Ashe argues that these are the ‘real’ dates, somehow preserved by such synchronisms as the reign of Emperor Leo (Ashe 1982). This is to read the information the wrong way round. Geoffrey had all the sources available to construct this chronology for himself, based only on the knowledge that Constantine III reigned before 410. It comes completely apart at the other end, when Arthur fights his last battle in 542. Geoffrey gives some exact lengths for parts of Arthur’s reign. Arthur is at least forty when he dies, after a reign of not much more than twenty-four years. Geoffrey must therefore imagine his reign starting c. 517, with Uther starting his reign c. 500.

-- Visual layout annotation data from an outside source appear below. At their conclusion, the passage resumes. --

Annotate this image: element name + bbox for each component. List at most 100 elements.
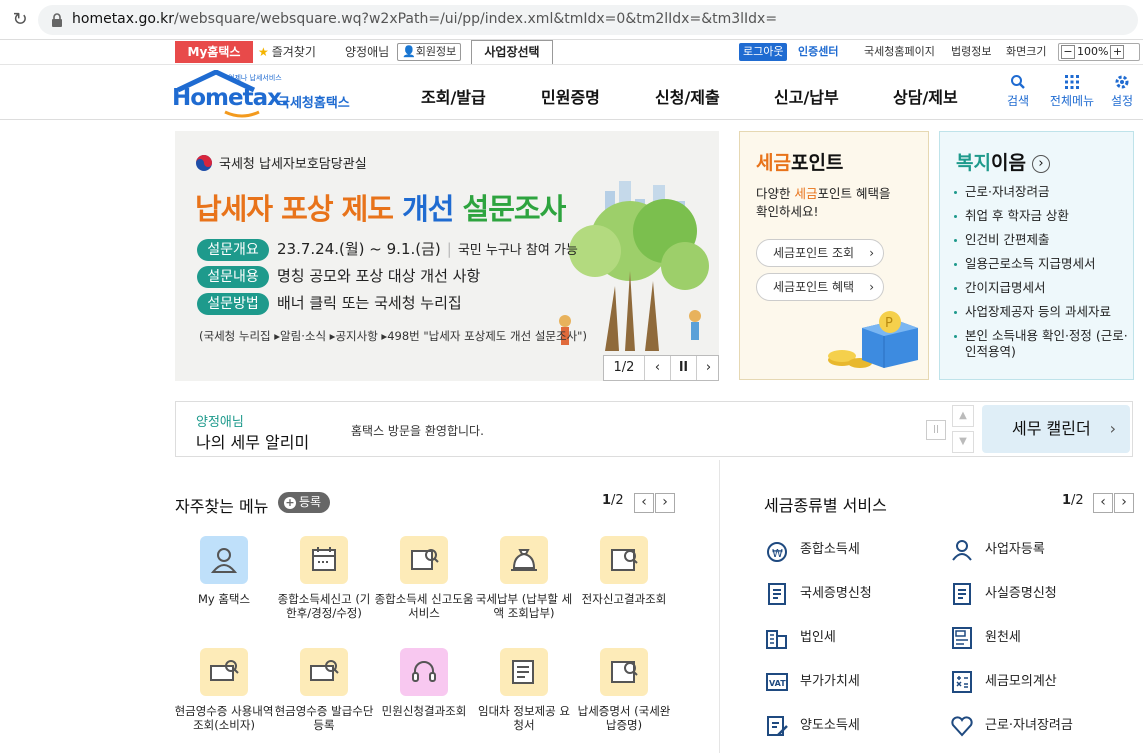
welfare-item[interactable]: 인건비 간편제출 xyxy=(954,232,1129,248)
coin-box-icon: P xyxy=(828,311,918,368)
logout-button[interactable]: 로그아웃 xyxy=(739,43,788,61)
quick-item-tax-payment[interactable]: 국세납부 (납부할 세액 조회납부) xyxy=(474,536,574,620)
quick-menu-prev-button[interactable]: ‹ xyxy=(634,493,654,513)
nav-report-pay[interactable]: 신고/납부 xyxy=(774,84,839,108)
document-edit-icon xyxy=(767,716,788,736)
welfare-item[interactable]: 본인 소득내용 확인·정정 (근로·인적용역) xyxy=(954,328,1129,360)
zoom-control: −100% + xyxy=(1058,43,1140,61)
svg-text:VAT: VAT xyxy=(769,679,786,688)
tax-item-tax-simulation[interactable]: 세금모의계산 xyxy=(949,667,1129,697)
quick-item-income-tax-help[interactable]: 종합소득세 신고도움 서비스 xyxy=(374,536,474,620)
nts-home-link[interactable]: 국세청홈페이지 xyxy=(864,41,935,63)
alarm-pause-button[interactable]: ll xyxy=(926,420,946,440)
logo-main: Hometax. xyxy=(172,85,290,111)
quick-item-income-tax-return[interactable]: 종합소득세신고 (기한후/경정/수정) xyxy=(274,536,374,620)
heart-icon xyxy=(951,716,973,737)
welfare-item[interactable]: 간이지급명세서 xyxy=(954,280,1129,296)
zoom-in-button[interactable]: + xyxy=(1110,45,1125,59)
my-hometax-tab[interactable]: My홈택스 xyxy=(175,41,253,63)
banner-prev-button[interactable]: ‹ xyxy=(644,356,670,380)
quick-menu-title: 자주찾는 메뉴 xyxy=(175,497,269,516)
favorites-tab[interactable]: ★ 즐겨찾기 xyxy=(258,41,330,63)
welfare-title[interactable]: 복지이음 › xyxy=(956,148,1050,175)
tax-service-prev-button[interactable]: ‹ xyxy=(1093,493,1113,513)
calculator-icon xyxy=(952,671,972,693)
quick-item-e-filing-result[interactable]: 전자신고결과조회 xyxy=(574,536,674,606)
zoom-value: 100% xyxy=(1077,45,1109,58)
reload-icon[interactable]: ↻ xyxy=(8,8,32,32)
tax-item-earned-income-credit[interactable]: 근로·자녀장려금 xyxy=(949,711,1129,741)
quick-item-lease-info[interactable]: 임대차 정보제공 요청서 xyxy=(474,648,574,732)
nav-inquiry[interactable]: 조회/발급 xyxy=(421,84,486,108)
quick-item-cash-receipt-register[interactable]: 현금영수증 발급수단 등록 xyxy=(274,648,374,732)
alarm-down-button[interactable]: ▼ xyxy=(952,431,974,453)
receipt-search-icon xyxy=(300,648,348,696)
banner-controls: 1/2 ‹ ll › xyxy=(603,355,719,381)
welfare-item[interactable]: 취업 후 학자금 상환 xyxy=(954,208,1129,224)
headset-icon xyxy=(400,648,448,696)
logo-swoosh-icon xyxy=(224,110,260,118)
tax-service-next-button[interactable]: › xyxy=(1114,493,1134,513)
quick-menu-pager: 1/2 ‹ › xyxy=(602,493,675,513)
quick-item-civil-result[interactable]: 민원신청결과조회 xyxy=(374,648,474,718)
nav-civil-cert[interactable]: 민원증명 xyxy=(541,84,600,108)
law-info-link[interactable]: 법령정보 xyxy=(951,41,991,63)
welfare-item[interactable]: 사업장제공자 등의 과세자료 xyxy=(954,304,1129,320)
alarm-message[interactable]: 홈택스 방문을 환영합니다. xyxy=(351,422,484,439)
banner-pause-button[interactable]: ll xyxy=(670,356,696,380)
tax-point-box: 세금포인트 다양한 세금포인트 혜택을 확인하세요! 세금포인트 조회 › 세금포인… xyxy=(739,131,929,380)
quick-item-tax-certificate[interactable]: 납세증명서 (국세완납증명) xyxy=(574,648,674,732)
logo-sub: 국세청홈택스 xyxy=(278,96,350,111)
tax-point-title: 세금포인트 xyxy=(756,152,844,174)
tax-item-tax-cert[interactable]: 국세증명신청 xyxy=(764,579,924,609)
tax-item-corporate-tax[interactable]: 법인세 xyxy=(764,623,924,653)
cert-center-link[interactable]: 인증센터 xyxy=(798,41,838,63)
document-icon xyxy=(953,583,971,605)
zoom-out-button[interactable]: − xyxy=(1061,45,1075,59)
chevron-right-icon: › xyxy=(1109,419,1116,438)
biz-select-tab[interactable]: 사업장선택 xyxy=(471,40,553,64)
tax-item-income-tax[interactable]: ₩ 종합소득세 xyxy=(764,535,924,565)
address-bar[interactable]: hometax.go.kr/websquare/websquare.wq?w2x… xyxy=(38,5,1138,35)
receipt-icon xyxy=(952,627,972,649)
person-icon xyxy=(952,540,972,561)
taegeuk-icon xyxy=(196,155,212,171)
tax-item-fact-cert[interactable]: 사실증명신청 xyxy=(949,579,1129,609)
svg-text:P: P xyxy=(885,316,893,331)
quick-menu-next-button[interactable]: › xyxy=(655,493,675,513)
svg-text:₩: ₩ xyxy=(772,547,783,560)
quick-menu-add-button[interactable]: + 등록 xyxy=(278,492,331,513)
search-label: 검색 xyxy=(1006,94,1030,108)
welfare-list: 근로·자녀장려금 취업 후 학자금 상환 인건비 간편제출 일용근로소득 지급명… xyxy=(954,184,1129,368)
star-icon: ★ xyxy=(258,45,269,59)
settings-button[interactable]: 설정 xyxy=(1102,74,1142,109)
search-button[interactable]: 검색 xyxy=(998,74,1038,109)
nav-consult[interactable]: 상담/제보 xyxy=(893,84,958,108)
circle-chevron-icon[interactable]: › xyxy=(1031,155,1050,173)
building-icon xyxy=(766,630,787,649)
tax-item-transfer-tax[interactable]: 양도소득세 xyxy=(764,711,924,741)
welfare-item[interactable]: 근로·자녀장려금 xyxy=(954,184,1129,200)
tax-item-withholding[interactable]: 원천세 xyxy=(949,623,1129,653)
tax-item-biz-register[interactable]: 사업자등록 xyxy=(949,535,1129,565)
quick-item-my-hometax[interactable]: My 홈택스 xyxy=(174,536,274,606)
tax-calendar-button[interactable]: 세무 캘린더 › xyxy=(982,405,1130,453)
member-info-button[interactable]: 👤회원정보 xyxy=(397,43,462,61)
tax-item-vat[interactable]: VAT 부가가치세 xyxy=(764,667,924,697)
welfare-item[interactable]: 일용근로소득 지급명세서 xyxy=(954,256,1129,272)
url-text: hometax.go.kr/websquare/websquare.wq?w2x… xyxy=(72,11,778,27)
all-menu-button[interactable]: 전체메뉴 xyxy=(1044,74,1100,109)
tax-point-benefit-button[interactable]: 세금포인트 혜택 › xyxy=(756,273,884,301)
hometax-logo[interactable]: 언제나 납세서비스 Hometax. 국세청홈택스 xyxy=(172,70,362,118)
banner-org: 국세청 납세자보호담당관실 xyxy=(195,153,367,172)
banner-title: 납세자 포상 제도 개선 설문조사 xyxy=(195,192,566,226)
alarm-up-button[interactable]: ▲ xyxy=(952,405,974,427)
quick-item-cash-receipt-usage[interactable]: 현금영수증 사용내역조회(소비자) xyxy=(174,648,274,732)
calendar-icon xyxy=(300,536,348,584)
banner-next-button[interactable]: › xyxy=(696,356,719,380)
tax-point-inquiry-button[interactable]: 세금포인트 조회 › xyxy=(756,239,884,267)
banner-row-content: 설문내용 명칭 공모와 포상 대상 개선 사항 xyxy=(197,265,480,288)
document-search-icon xyxy=(600,648,648,696)
survey-banner[interactable]: 국세청 납세자보호담당관실 납세자 포상 제도 개선 설문조사 설문개요 23.7… xyxy=(175,131,719,381)
nav-apply-submit[interactable]: 신청/제출 xyxy=(655,84,720,108)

Gildas cannot be writing until after the insular conquests of Malgo. Geoffrey tells us Constantine of Cornwall reigned for four years after killing the royal youths and that Aurelius ruled for three years in total. Vortiporius seems to have ruled for a reasonable amount of time. Gildas therefore can hardly have been born at the time of the battle of Mount Badon, as Geoffrey knows he must be, if this battle is in the 460s. It is this discrepancy which surely compels Geoffrey to gloss over the details of the earlier chronology, when no AD dates are given although he could easily have added them to his narrative.
The proof that the early dating is not ‘right’ is the appeal to Agitius. Geoffrey has no idea when or to whom this was sent. Yet this appeal was made in the second quarter of the fifth century, at the earliest. It cannot possibly pre-date the reign of Constantine III and Constans.